Esse trabalho esbarra no dilema em que a instituição vem convivendo há alguns anos. Em uma era cada vez mais digital, é inexorável a redução gradual do envio de correspondências no Brasil e no mundo. Em 2018, eles entregaram cerca de 6 bilhões de unidades, o que corresponde a 46% do negócio da empresa. Anos antes, foram 8 bilhões.
O principal trunfo dos Correios é justamente o monopólio constitucional da entrega de cartas, mensagens e telegramas. A privatização, portanto, terá necessariamente de ser aprovada no Congresso, para rever a Constituição.
Mas o filé mignon do serviço postal atualmente são as encomendas. As compras pela internet aumentam a demanda por serviços de entrega, mas nessa seara a competição é acirrada.

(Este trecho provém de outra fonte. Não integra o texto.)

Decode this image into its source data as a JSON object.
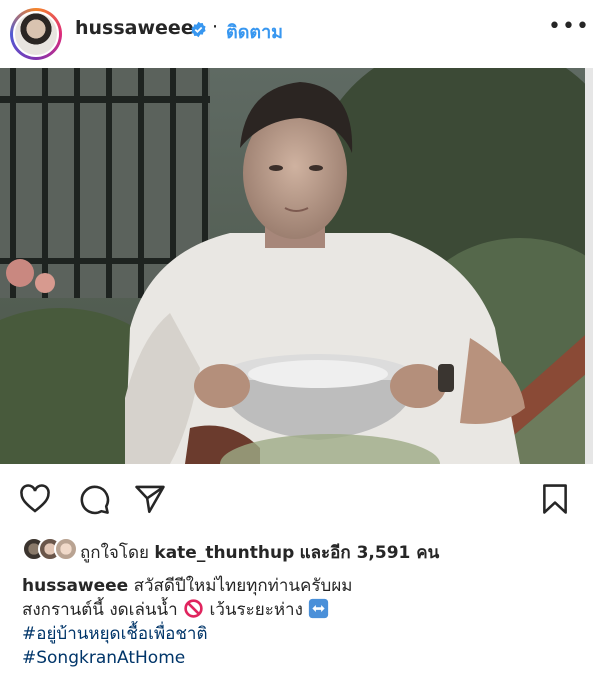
{
  "post": {
    "username": "hussaweee",
    "follow_label": "ติดตาม",
    "dot": "·",
    "more_glyph": "•••"
  },
  "likes": {
    "prefix": "ถูกใจโดย",
    "liker": "kate_thunthup",
    "suffix": "และอีก 3,591 คน"
  },
  "caption": {
    "username": "hussaweee",
    "line1": "สวัสดีปีใหม่ไทยทุกท่านครับผม",
    "line2_text": "สงกรานต์นี้ งดเล่นน้ำ",
    "line2_mid": "เว้นระยะห่าง",
    "hashtag1": "#อยู่บ้านหยุดเชื้อเพื่อชาติ",
    "hashtag2": "#SongkranAtHome"
  },
  "colors": {
    "link_blue": "#3897f0",
    "hashtag": "#003569",
    "text": "#262626"
  },
  "icons": [
    "verified-badge-icon",
    "more-options-icon",
    "heart-icon",
    "comment-icon",
    "share-icon",
    "bookmark-icon",
    "prohibited-icon",
    "left-right-arrow-icon"
  ]
}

Até mesmo aplicativos de entrega por motocicleta ou bicicleta concorrem com multinacionais e o tradicional Sedex, dos Correios.
Para justificar a permanência dos Correios como uma instituição pública, a Associação dos Profissionais dos Correios (Adcap) argumenta que, em um país continental “a logística postal é bem complexa”. A Adacp questiona se na lógica empresarial de redução de custos e otimização de resultados haveria espaço para o atendimento a cidades longínquas e sem atrativo comercial. A estatal está presente nos 5.570 municípios do país e tem um importante papel social.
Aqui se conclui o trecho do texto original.